La famille, les gens affligés par le deuil marchaient derrière le corbillard. À l’époque d’internet, du devis d’obsèques en deux clics et des cortèges mortuaires qui filent à tombeau ouvert, cheminer ensemble une dernière fois, aux pas du cheval permettait de se retrouver et d’ évoquer des souvenirs vécus avec le défunt.
 La longueur du cortège donnait la mesure de l'importance du personnage et de la considération dont jouissait la famille. Devant le passage d'un cortège funéraire, les quidams à tout le moins s’arrêtaient, se découvraient, certains se signaient.
De tels comportements ont été relativement stables entre le haut Moyen-Âge jusqu’au début du XXe siècle.

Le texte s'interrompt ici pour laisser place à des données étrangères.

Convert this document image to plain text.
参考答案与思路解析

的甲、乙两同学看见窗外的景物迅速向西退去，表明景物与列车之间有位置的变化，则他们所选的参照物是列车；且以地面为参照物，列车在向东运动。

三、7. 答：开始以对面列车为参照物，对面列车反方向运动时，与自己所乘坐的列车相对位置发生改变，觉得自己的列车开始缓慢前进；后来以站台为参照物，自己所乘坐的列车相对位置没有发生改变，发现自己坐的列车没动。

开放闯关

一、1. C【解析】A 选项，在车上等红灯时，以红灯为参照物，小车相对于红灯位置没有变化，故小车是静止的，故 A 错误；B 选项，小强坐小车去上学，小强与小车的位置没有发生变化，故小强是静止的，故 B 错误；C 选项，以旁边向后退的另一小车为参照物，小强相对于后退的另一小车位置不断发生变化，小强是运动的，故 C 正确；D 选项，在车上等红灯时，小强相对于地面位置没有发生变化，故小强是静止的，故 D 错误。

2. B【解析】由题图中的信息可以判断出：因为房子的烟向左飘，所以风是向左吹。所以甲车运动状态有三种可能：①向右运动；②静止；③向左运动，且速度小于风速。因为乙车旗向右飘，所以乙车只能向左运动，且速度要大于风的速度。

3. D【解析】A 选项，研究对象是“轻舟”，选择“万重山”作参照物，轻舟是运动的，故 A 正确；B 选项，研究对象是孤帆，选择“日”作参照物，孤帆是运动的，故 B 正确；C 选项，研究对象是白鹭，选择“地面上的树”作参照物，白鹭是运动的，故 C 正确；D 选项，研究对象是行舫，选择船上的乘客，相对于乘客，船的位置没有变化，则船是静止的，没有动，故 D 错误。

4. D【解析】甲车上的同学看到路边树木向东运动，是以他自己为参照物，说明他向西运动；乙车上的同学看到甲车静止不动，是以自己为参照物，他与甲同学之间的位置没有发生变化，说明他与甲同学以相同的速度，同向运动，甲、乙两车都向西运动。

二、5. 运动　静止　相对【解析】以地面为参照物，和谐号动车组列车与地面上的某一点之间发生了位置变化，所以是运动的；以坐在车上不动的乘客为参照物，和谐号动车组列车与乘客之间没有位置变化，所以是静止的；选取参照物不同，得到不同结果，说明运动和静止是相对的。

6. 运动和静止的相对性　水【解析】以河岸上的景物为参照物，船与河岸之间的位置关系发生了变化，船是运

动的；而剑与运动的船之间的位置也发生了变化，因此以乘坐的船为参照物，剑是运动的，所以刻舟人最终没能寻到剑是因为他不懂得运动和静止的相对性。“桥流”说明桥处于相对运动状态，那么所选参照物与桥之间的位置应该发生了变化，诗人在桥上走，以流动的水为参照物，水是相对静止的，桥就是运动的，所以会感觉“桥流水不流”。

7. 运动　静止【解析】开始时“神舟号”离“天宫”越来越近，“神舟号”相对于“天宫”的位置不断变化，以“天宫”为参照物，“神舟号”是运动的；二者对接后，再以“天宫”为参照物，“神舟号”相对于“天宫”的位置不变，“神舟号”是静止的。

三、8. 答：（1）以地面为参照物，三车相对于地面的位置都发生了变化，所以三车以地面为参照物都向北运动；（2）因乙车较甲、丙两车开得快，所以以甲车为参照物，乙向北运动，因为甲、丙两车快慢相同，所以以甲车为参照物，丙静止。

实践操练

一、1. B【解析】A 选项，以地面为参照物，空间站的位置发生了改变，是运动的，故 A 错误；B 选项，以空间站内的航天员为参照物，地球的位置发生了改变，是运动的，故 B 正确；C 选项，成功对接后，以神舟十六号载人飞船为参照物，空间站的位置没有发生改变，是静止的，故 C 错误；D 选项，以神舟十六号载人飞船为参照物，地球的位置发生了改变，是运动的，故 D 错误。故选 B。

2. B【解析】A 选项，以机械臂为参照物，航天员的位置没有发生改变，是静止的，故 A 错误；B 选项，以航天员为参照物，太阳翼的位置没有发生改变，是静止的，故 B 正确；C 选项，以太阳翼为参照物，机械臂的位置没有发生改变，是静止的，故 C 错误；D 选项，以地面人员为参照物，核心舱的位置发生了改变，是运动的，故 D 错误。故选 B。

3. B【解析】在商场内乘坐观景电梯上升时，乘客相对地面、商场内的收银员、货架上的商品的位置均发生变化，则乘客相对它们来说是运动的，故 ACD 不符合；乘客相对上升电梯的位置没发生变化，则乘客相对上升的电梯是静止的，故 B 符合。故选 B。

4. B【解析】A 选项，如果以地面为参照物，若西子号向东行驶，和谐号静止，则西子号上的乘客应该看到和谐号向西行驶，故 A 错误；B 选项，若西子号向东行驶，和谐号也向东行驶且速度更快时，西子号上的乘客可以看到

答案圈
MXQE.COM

En bref, les personnes mouraient chez elles, entourées de leur famille ; puis le défunt était accompagné de son lit de mort jusqu’au lieu de sa sépulture à travers le village, dans une France majoritairement rurale.
Après la seconde guerre mondiale, dans une France urbaine et médicalisée, le mourant est éloigné de son lieu de vie et meurt souvent à l’hôpital.
Il est ensuite pris en charge par des professionnels des pompes funèbres. L’accompagnement du mort en convoi à pied disparaît avec l’éloignement des cimetières des centres des villes.
Rien n’informe dans la ville qu’une personne est morte : l’ancien corbillard noir et argent est devenu un véhicule presque banal, à la limite peu soupçonnable dans le flot de la circulation.